The cities, counties and authorities of New York have promised more than $200 billion worth of health benefits to their retirees while setting aside almost nothing, putting the public work force on a collision course with the taxpayers who are expected to foot the bill.Read the rest here.
The total cost appears in a report to be issued on Wednesday by the Empire Center for New York State Policy, a research organization that studies fiscal policy.
It does not suggest that New York must somehow come up with $200 billion right away.
But the report casts serious doubt over whether medical benefits for New York’s retirees will be sustainable, given the sputtering economy and today’s climate of hostility toward new taxes and taxpayer bailouts.
The daunting size of the health care obligation raises the possibility that localities will be forced at some point to choose between paying their retirees’ medical costs and paying the investors who hold their bonds.

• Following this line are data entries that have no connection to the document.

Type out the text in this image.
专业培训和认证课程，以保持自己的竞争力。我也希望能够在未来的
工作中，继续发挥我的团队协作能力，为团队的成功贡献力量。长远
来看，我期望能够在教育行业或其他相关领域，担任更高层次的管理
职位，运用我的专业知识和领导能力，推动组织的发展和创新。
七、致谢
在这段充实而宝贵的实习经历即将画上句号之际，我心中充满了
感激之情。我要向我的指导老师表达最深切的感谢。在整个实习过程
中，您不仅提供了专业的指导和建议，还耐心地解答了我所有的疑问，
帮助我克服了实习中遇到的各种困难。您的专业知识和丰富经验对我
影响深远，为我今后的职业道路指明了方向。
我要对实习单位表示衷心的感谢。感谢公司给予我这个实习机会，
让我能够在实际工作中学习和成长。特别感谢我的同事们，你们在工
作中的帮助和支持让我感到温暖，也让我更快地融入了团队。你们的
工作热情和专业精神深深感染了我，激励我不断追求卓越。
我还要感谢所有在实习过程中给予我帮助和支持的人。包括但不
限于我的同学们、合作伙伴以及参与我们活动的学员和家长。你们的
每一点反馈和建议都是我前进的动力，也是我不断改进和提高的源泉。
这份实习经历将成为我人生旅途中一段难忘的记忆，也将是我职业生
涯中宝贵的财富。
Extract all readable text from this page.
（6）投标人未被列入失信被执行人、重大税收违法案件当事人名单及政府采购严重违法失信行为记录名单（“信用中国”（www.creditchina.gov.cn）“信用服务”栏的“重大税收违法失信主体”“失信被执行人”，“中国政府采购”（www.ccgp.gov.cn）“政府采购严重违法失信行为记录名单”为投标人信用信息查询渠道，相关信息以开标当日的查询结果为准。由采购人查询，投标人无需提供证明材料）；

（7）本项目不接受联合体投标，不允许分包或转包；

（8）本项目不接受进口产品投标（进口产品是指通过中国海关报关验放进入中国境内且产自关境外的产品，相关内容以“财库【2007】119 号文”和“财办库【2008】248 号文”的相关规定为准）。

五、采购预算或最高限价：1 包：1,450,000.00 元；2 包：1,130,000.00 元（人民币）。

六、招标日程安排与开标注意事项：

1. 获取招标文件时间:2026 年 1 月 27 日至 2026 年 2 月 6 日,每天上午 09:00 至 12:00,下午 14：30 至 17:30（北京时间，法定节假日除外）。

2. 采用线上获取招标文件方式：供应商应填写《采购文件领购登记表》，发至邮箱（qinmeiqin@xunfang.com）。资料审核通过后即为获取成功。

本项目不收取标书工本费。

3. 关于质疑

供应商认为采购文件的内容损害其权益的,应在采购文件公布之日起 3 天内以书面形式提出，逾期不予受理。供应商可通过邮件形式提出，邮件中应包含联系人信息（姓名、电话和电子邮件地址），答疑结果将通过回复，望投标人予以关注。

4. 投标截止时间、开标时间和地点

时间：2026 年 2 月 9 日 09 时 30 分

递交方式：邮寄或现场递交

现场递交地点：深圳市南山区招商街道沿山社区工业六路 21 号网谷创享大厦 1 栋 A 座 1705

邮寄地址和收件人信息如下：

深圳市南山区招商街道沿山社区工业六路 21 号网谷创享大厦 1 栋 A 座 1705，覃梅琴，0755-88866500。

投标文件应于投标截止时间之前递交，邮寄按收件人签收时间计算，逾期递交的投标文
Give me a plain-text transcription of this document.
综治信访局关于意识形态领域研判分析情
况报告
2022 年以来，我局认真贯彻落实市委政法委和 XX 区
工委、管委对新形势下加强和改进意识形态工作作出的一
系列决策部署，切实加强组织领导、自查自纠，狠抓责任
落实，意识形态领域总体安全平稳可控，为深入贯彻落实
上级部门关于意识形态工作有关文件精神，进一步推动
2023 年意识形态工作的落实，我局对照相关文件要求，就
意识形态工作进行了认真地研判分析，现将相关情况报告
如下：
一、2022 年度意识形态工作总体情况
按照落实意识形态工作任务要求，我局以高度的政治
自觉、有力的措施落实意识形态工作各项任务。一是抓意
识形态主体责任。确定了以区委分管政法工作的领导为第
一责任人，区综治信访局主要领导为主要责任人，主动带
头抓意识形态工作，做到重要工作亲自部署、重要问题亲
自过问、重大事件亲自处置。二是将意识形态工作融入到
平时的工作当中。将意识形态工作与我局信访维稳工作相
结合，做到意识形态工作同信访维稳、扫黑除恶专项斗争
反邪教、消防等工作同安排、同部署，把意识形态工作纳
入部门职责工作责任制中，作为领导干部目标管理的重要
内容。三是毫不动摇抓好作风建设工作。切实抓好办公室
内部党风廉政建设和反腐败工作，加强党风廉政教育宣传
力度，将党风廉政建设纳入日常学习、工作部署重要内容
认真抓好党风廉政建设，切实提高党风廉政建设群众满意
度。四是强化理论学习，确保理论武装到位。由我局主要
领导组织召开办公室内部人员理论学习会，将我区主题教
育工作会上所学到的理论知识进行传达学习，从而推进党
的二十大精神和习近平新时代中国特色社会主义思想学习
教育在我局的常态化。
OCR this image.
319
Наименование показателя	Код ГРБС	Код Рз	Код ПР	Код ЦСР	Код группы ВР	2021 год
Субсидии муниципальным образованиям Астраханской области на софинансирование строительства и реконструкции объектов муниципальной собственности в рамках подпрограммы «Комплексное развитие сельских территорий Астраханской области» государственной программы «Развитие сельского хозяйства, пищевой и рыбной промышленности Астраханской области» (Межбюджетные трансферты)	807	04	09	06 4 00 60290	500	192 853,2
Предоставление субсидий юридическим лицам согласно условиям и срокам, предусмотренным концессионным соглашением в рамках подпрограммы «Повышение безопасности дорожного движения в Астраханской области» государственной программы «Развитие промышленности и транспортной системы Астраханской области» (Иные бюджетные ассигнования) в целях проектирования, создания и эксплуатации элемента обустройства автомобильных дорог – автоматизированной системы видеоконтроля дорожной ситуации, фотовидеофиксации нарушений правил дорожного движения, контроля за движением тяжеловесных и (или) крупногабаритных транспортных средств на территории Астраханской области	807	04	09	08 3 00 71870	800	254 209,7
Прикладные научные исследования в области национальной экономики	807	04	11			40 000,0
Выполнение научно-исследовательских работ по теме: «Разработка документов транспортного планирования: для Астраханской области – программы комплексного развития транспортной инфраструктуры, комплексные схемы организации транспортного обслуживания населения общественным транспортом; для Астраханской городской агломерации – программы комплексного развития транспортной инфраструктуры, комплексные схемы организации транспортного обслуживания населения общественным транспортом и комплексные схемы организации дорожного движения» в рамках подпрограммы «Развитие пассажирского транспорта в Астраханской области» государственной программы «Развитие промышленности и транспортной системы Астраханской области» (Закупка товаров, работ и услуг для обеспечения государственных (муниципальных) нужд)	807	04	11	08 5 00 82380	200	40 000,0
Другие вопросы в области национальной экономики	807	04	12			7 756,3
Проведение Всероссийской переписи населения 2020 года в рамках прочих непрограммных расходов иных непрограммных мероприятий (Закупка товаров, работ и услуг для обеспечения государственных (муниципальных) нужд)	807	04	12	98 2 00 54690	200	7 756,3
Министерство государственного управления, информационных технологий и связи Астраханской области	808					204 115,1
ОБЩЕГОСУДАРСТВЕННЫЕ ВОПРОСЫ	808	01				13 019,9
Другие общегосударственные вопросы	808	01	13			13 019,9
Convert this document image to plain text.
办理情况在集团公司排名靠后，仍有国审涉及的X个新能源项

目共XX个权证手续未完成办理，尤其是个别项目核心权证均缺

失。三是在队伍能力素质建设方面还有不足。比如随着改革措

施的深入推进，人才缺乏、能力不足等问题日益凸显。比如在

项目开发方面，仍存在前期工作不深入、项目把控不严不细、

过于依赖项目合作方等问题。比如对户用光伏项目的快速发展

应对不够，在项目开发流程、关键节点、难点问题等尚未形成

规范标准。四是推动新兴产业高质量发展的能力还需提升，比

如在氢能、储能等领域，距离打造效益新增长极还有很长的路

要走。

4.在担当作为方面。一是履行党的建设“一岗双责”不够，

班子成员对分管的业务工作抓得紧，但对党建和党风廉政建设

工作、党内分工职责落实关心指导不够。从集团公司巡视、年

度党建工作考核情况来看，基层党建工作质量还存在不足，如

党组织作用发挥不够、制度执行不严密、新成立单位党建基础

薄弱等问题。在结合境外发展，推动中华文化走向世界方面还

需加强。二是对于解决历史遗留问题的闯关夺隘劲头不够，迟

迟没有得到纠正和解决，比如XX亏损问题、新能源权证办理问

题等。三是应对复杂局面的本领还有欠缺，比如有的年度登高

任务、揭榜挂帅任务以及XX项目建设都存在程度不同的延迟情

Government officials aim to satisfy both groups, and have even made painful cuts in local services when necessary to keep up with both sets of payments.
Only a few places have tried to rein in their costs, by billing retirees for a portion of the premiums, for example. Retirees have responded with lawsuits, but ratings agencies and municipal bond buyers have shrugged off these warning signs.
“So far, the market doesn’t care,” said Edmund J. McMahon, the director of the Empire Center. “The market seems to assume, on the basis of nothing, that at some point all of these places are simply going to stop paying retiree health benefits.”